Using in situ data to validate multi-scalar remote sensing approaches for monitoring harmful algal blooms

Authors: Hunter Synan*, University of North Carolina Wilmington
Topics: Water Resources and Hydrology
Keywords: harmful algal blooms
Session Type: Poster
Day: 4/4/2019
Start / End Time: 9:55 AM / 11:35 AM
Room: Lincoln 2, Marriott, Exhibition Level
Presentation File: No File Uploaded


Harmful algal blooms (HABs) are aquatic phenomena defined by a rapid increase in phytoplankton biomass that create adverse water quality conditions harmful to surrounding biota. Exposure to HABs can cause health-related illnesses to domestic animals and humans, which can be fatal.

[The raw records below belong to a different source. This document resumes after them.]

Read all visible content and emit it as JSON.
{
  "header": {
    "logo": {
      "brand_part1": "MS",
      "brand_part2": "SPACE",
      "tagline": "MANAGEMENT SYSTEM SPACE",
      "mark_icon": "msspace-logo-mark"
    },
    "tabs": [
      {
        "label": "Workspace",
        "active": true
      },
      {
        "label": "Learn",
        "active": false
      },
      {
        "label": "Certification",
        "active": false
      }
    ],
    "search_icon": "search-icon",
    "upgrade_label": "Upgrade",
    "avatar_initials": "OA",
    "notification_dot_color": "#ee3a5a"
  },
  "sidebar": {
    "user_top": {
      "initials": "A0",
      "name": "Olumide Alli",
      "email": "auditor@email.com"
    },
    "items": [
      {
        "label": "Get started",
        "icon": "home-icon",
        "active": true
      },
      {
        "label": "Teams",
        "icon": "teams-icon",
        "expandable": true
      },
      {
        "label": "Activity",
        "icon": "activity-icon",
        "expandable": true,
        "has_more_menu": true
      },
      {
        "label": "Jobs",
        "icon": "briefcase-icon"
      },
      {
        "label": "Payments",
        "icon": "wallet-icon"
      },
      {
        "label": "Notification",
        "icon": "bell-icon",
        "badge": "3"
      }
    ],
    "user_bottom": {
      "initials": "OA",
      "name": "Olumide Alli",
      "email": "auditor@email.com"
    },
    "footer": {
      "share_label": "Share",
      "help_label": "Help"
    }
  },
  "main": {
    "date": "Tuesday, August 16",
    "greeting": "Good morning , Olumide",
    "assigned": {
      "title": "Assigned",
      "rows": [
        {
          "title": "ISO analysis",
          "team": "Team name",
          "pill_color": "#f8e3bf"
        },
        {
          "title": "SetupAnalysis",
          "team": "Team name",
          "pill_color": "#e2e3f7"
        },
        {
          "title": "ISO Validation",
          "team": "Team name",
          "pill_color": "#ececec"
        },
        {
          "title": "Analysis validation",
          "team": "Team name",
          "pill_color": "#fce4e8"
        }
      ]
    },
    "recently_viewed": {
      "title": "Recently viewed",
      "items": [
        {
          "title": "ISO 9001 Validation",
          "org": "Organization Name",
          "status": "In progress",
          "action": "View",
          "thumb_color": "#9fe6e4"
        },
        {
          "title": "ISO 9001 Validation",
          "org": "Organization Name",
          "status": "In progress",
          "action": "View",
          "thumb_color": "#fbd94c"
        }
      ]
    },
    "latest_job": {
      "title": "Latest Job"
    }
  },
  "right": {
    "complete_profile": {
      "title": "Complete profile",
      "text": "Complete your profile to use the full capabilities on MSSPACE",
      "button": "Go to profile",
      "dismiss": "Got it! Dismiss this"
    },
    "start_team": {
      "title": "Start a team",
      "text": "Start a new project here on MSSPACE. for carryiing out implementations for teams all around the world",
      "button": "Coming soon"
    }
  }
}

Since 2015 the Chowan River in North Carolina has experienced numerous HABs each year, costing state officials millions of dollars to fund HAB monitoring programs. Current HAB monitoring methods incorporate spatial and spectral analyses of multispectral satellite images to measure the extent and activity of HABs. However, satellite imagery collection is temporally inconsistent, atmospheric conditions hinder image quality, and spatial resolutions are coarse, limiting their reliability for the near-real time image acquisition needed for optimal HAB monitoring. Drones are operationally versatile and more capable of collecting near-real time multispectral imagery than satellites. I propose a new approach for HAB monitoring efforts that incorporates on-demand drone imagery collected as HABs conditions develop. My first goal is to implement historic in-situ water quality data from reported Chowan River HABs and ground-reference high-resolution multi-spectral satellite images. My second goal is to statistically fuse concurrent satellite imagery and drone data of Chowan River HABs during summer 2019. I will compare the observed water quality data to the relative accuracy of satellite vs. drone-based classifications using HAB specific spectral algorithms. I hypothesize that drone collected imagery will produce more accurate spatial and spectral classifications of HABs compared to satellite imagery.